Europe’s largest organizations are not investing sufficiently to realize the long-term potential of e-business, PricewaterhouseCoopers found. Only 11 percent of European companies have fully implemented e-business solutions, and 48 percent are only at the early stages of Web site development.
“This research indicates that most European businesses are taking a defensive stance that pays lip service to the Internet and fails to maximize its full potential,” said Andy Zimmerman of PricewaterhouseCoopers’ Management Consulting Services practice. “Few of the businesses we spoke to are making significant investments in e-business, many admit they lack the necessary skills, and most are seriously underestimating the impact of the new ‘dot com’ entrants.”
PricewaterhouseCoopers interviewed chief information officers or e-business leaders at 100 leading European companies for the survey. Only 25 percent of the companies surveyed saw traditional competitors trading through e-business as their greatest threat and just 15 percent view pure Internet companies as their greatest challenge. Nearly half (45 percent) of the companies instead view their traditional, mainstream competitors, using traditional channels as their greatest threat.
As another example of how European firms are trailing the Net race, consider that of the top 50 US business-to-consumer brands on the Web, 45 are Internet-only brands. Only four percent of the European organizations interviewed by PricewaterhouseCoopers are looking to create an Internet brand. An overwhelming majority (86 percent) will rely either entirely on their existing brand or adapt their existing brand to the Internet.

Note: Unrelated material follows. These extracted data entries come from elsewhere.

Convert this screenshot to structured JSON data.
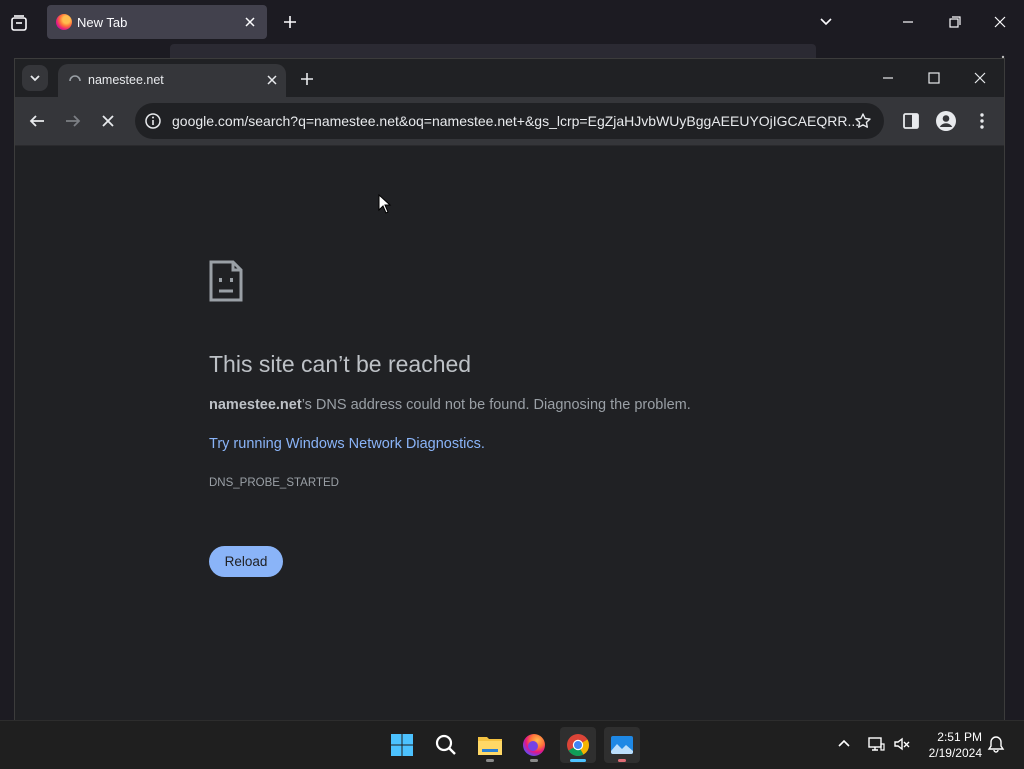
{
  "firefox": {
    "tab_title": "New Tab"
  },
  "chrome": {
    "tab_title": "namestee.net",
    "url": "google.com/search?q=namestee.net&oq=namestee.net+&gs_lcrp=EgZjaHJvbWUyBggAEEUYOjIGCAEQRR...",
    "error": {
      "heading": "This site can’t be reached",
      "host": "namestee.net",
      "description_suffix": "’s DNS address could not be found. Diagnosing the problem.",
      "diagnostics_link": "Try running Windows Network Diagnostics.",
      "error_code": "DNS_PROBE_STARTED",
      "reload_label": "Reload"
    }
  },
  "taskbar": {
    "time": "2:51 PM",
    "date": "2/19/2024"
  },
  "colors": {
    "accent_link": "#8ab4f8",
    "button_bg": "#8ab4f8",
    "page_bg": "#202124"
  }
}
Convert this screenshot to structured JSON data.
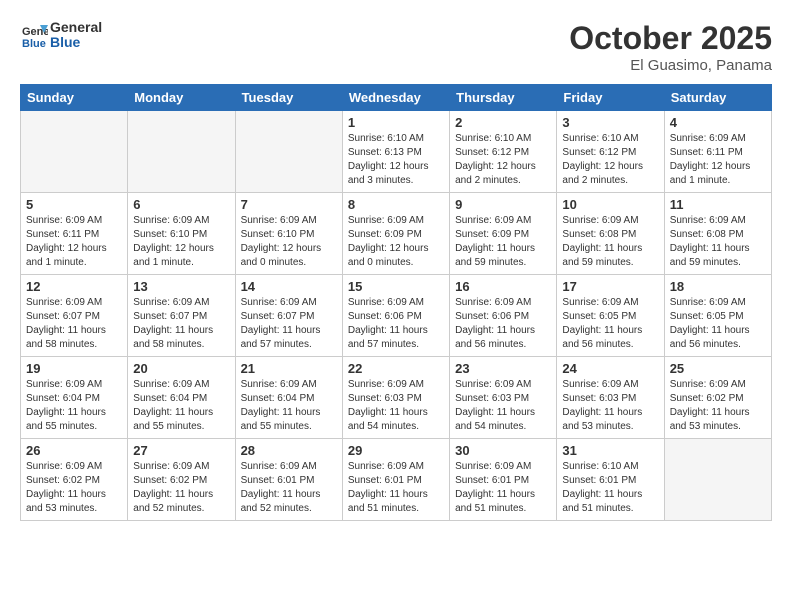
{
  "header": {
    "logo_line1": "General",
    "logo_line2": "Blue",
    "month": "October 2025",
    "location": "El Guasimo, Panama"
  },
  "weekdays": [
    "Sunday",
    "Monday",
    "Tuesday",
    "Wednesday",
    "Thursday",
    "Friday",
    "Saturday"
  ],
  "weeks": [
    [
      {
        "day": "",
        "info": ""
      },
      {
        "day": "",
        "info": ""
      },
      {
        "day": "",
        "info": ""
      },
      {
        "day": "1",
        "info": "Sunrise: 6:10 AM\nSunset: 6:13 PM\nDaylight: 12 hours\nand 3 minutes."
      },
      {
        "day": "2",
        "info": "Sunrise: 6:10 AM\nSunset: 6:12 PM\nDaylight: 12 hours\nand 2 minutes."
      },
      {
        "day": "3",
        "info": "Sunrise: 6:10 AM\nSunset: 6:12 PM\nDaylight: 12 hours\nand 2 minutes."
      },
      {
        "day": "4",
        "info": "Sunrise: 6:09 AM\nSunset: 6:11 PM\nDaylight: 12 hours\nand 1 minute."
      }
    ],
    [
      {
        "day": "5",
        "info": "Sunrise: 6:09 AM\nSunset: 6:11 PM\nDaylight: 12 hours\nand 1 minute."
      },
      {
        "day": "6",
        "info": "Sunrise: 6:09 AM\nSunset: 6:10 PM\nDaylight: 12 hours\nand 1 minute."
      },
      {
        "day": "7",
        "info": "Sunrise: 6:09 AM\nSunset: 6:10 PM\nDaylight: 12 hours\nand 0 minutes."
      },
      {
        "day": "8",
        "info": "Sunrise: 6:09 AM\nSunset: 6:09 PM\nDaylight: 12 hours\nand 0 minutes."
      },
      {
        "day": "9",
        "info": "Sunrise: 6:09 AM\nSunset: 6:09 PM\nDaylight: 11 hours\nand 59 minutes."
      },
      {
        "day": "10",
        "info": "Sunrise: 6:09 AM\nSunset: 6:08 PM\nDaylight: 11 hours\nand 59 minutes."
      },
      {
        "day": "11",
        "info": "Sunrise: 6:09 AM\nSunset: 6:08 PM\nDaylight: 11 hours\nand 59 minutes."
      }
    ],
    [
      {
        "day": "12",
        "info": "Sunrise: 6:09 AM\nSunset: 6:07 PM\nDaylight: 11 hours\nand 58 minutes."
      },
      {
        "day": "13",
        "info": "Sunrise: 6:09 AM\nSunset: 6:07 PM\nDaylight: 11 hours\nand 58 minutes."
      },
      {
        "day": "14",
        "info": "Sunrise: 6:09 AM\nSunset: 6:07 PM\nDaylight: 11 hours\nand 57 minutes."
      },
      {
        "day": "15",
        "info": "Sunrise: 6:09 AM\nSunset: 6:06 PM\nDaylight: 11 hours\nand 57 minutes."
      },
      {
        "day": "16",
        "info": "Sunrise: 6:09 AM\nSunset: 6:06 PM\nDaylight: 11 hours\nand 56 minutes."
      },
      {
        "day": "17",
        "info": "Sunrise: 6:09 AM\nSunset: 6:05 PM\nDaylight: 11 hours\nand 56 minutes."
      },
      {
        "day": "18",
        "info": "Sunrise: 6:09 AM\nSunset: 6:05 PM\nDaylight: 11 hours\nand 56 minutes."
      }
    ],
    [
      {
        "day": "19",
        "info": "Sunrise: 6:09 AM\nSunset: 6:04 PM\nDaylight: 11 hours\nand 55 minutes."
      },
      {
        "day": "20",
        "info": "Sunrise: 6:09 AM\nSunset: 6:04 PM\nDaylight: 11 hours\nand 55 minutes."
      },
      {
        "day": "21",
        "info": "Sunrise: 6:09 AM\nSunset: 6:04 PM\nDaylight: 11 hours\nand 55 minutes."
      },
      {
        "day": "22",
        "info": "Sunrise: 6:09 AM\nSunset: 6:03 PM\nDaylight: 11 hours\nand 54 minutes."
      },
      {
        "day": "23",
        "info": "Sunrise: 6:09 AM\nSunset: 6:03 PM\nDaylight: 11 hours\nand 54 minutes."
      },
      {
        "day": "24",
        "info": "Sunrise: 6:09 AM\nSunset: 6:03 PM\nDaylight: 11 hours\nand 53 minutes."
      },
      {
        "day": "25",
        "info": "Sunrise: 6:09 AM\nSunset: 6:02 PM\nDaylight: 11 hours\nand 53 minutes."
      }
    ],
    [
      {
        "day": "26",
        "info": "Sunrise: 6:09 AM\nSunset: 6:02 PM\nDaylight: 11 hours\nand 53 minutes."
      },
      {
        "day": "27",
        "info": "Sunrise: 6:09 AM\nSunset: 6:02 PM\nDaylight: 11 hours\nand 52 minutes."
      },
      {
        "day": "28",
        "info": "Sunrise: 6:09 AM\nSunset: 6:01 PM\nDaylight: 11 hours\nand 52 minutes."
      },
      {
        "day": "29",
        "info": "Sunrise: 6:09 AM\nSunset: 6:01 PM\nDaylight: 11 hours\nand 51 minutes."
      },
      {
        "day": "30",
        "info": "Sunrise: 6:09 AM\nSunset: 6:01 PM\nDaylight: 11 hours\nand 51 minutes."
      },
      {
        "day": "31",
        "info": "Sunrise: 6:10 AM\nSunset: 6:01 PM\nDaylight: 11 hours\nand 51 minutes."
      },
      {
        "day": "",
        "info": ""
      }
    ]
  ]
}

Just four percent of organizations are currently investing more than 10 percent of revenues in e-business development. According to PricewaterhouseCoopers, the reluctance to invest may be driven by the lack of recognition from the capital market.
“European businesses have reached a point of no return. They must embrace a new business model centered around a proactive e-business strategy,” Zimmerman said. “Only by doing so will they realize their e-business ambitions.”
Research by Jupiter Communications found that European enterprises are not alone when it comes to missing the mark with consumers in Europe. Both US and European firms have failed to establish high-value consumer relationships with European consumers.
Jupiter also found that in the European market, the key elements of e-commerce — access, commerce, and content players–are driving low-value, high-volume relationships with consumers. However, Web ventures in Europe must increase the value of those relationships, from acquisition to retention, and eventually ownership in order to practice truly targeted marketing.
The plethora of free ISPs in Europe have increased the number of Europeans online, yet they have not increased usage of the medium, according to Jupiter. In a similar fashion, content players have attempted to increase their overall audiences by focusing on portal offerings of commoditized data and listings, and neglecting to drive consumers to vertical content sites.
Europe’s merchants, especially those offline, have concentrated on driving traffic to their sites instead of developing strategies to retain these customers, according to Jupiter. The low quality of European customer service online also works against merchants. A recent Jupiter survey of the top European e-commerce sites found that more than 60 percent of sites did not respond to a customer’s inquiry within 48 hours.
“The European markets are at a key juncture right now where fundamental changes in the way access is provided, content is marketed, and goods are sold must occur if the market is to advance,” Neufeld said.